Alors que les années 1980 ont été la décennie de scandales massifs de délits d’initiés par des personnes comme Ivan Boesky, Dennis Levine et Michael Milken, deux des plus grandes affaires de délit d’initié de ce millénaire comprennent:

  • SAC Capital – En novembre 2013, SAC Capital, fondée par Steve Cohen (l’une des 150 personnes les plus riches du monde), a accepté une amende record de 1,8 milliard de dollars pour délit d’initié. La SEC a allégué que le délit d’initié était répandu chez SAC Capital et concernait des actions de plus de 20 sociétés ouvertes de 1999 à 2010. Jusqu’à huit traders ou analystes qui travaillaient pour SAC ont été condamnés ou ont plaidé coupable à des accusations de délit d’initié. Cela comprend Matthew Martoma, un gestionnaire de portefeuille qui a travaillé pour une filiale de SAC. Martoma a été condamné à neuf ans de prison après qu’un jury fédéral l’a reconnu coupable de commerce d’informations importantes et non publiques concernant un médicament contre la maladie d’Alzheimer développé par Elan Corporation et Wyeth.
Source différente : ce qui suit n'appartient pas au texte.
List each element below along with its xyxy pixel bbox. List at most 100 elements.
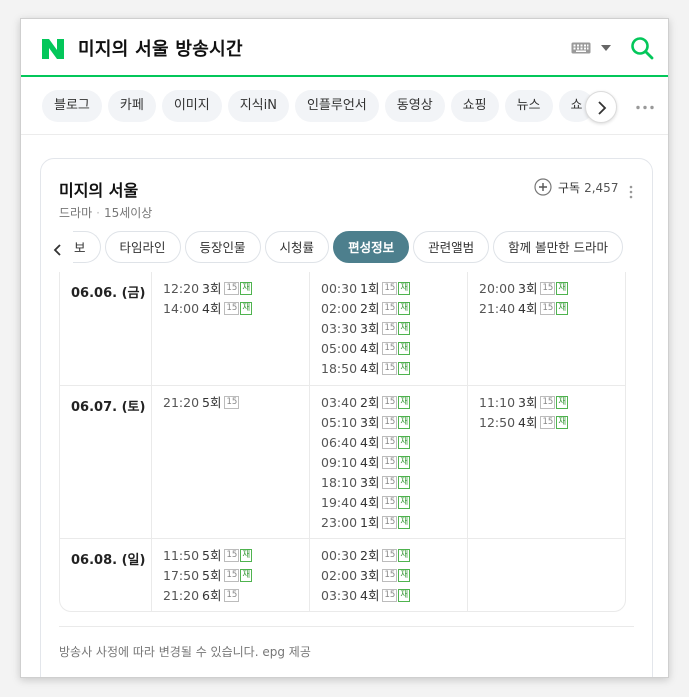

En juillet 2008, le délit d’initié de Martoma a permis à la filiale de SAC de récolter 82 millions de dollars de bénéfices et 194 millions de dollars de pertes évitées, pour un total de plus de 276 millions de dollars de gains illicites. Martoma a reçu un 9,3 millions $ de bonus à la fin de 2008, ce qui a été il était tenu de retour de paie quand il a été reconnu coupable.
  • Raj Rajaratnam et le groupe Galleon – En 2011, le gestionnaire de fonds spéculatifs milliardaire Rajaratnam a été condamné à 11 ans de prison pour délit d’initié, la plus longue peine d’emprisonnement infligée dans une telle affaire. Fondateur et gestionnaire du fonds spéculatif Galleon, Rajaratnam a également payé une amende de 92,8 millions de dollars pour délit d’initié généralisé. La SEC a allégué que Rajaratnam avait orchestré un vaste réseau de délits d’initiés de 29 personnes et entités qui comprenait des conseillers en fonds spéculatifs, des initiés d’entreprise (dont l’ancien PDG de McKinsey et membre du conseil de Goldman Sachs, Rajat Gupta et Anil Kumar, un administrateur de McKinsey), et d’autres Professionnels de Wall Street. Rajaratnam a été impliqué dans le délit d’initié de plus de 15 sociétés cotées en bourse pour plus de 90 millions de dollars de pertes évitées ou de profits illégaux réalisés.

La ligne de fond

Le délit d’initié aux États-Unis est un crime passible de sanctions pécuniaires et d’incarcération, avec une peine d’emprisonnement maximale de 20 ans pour délit d’initié et une amende pénale maximale de 5 millions de dollars pour les particuliers. Bien que les sanctions américaines pour délit d’initié soient parmi les plus sévères au monde, le nombre de plaintes déposées par la SEC ces dernières années montre que cette pratique peut être impossible à éradiquer complètement.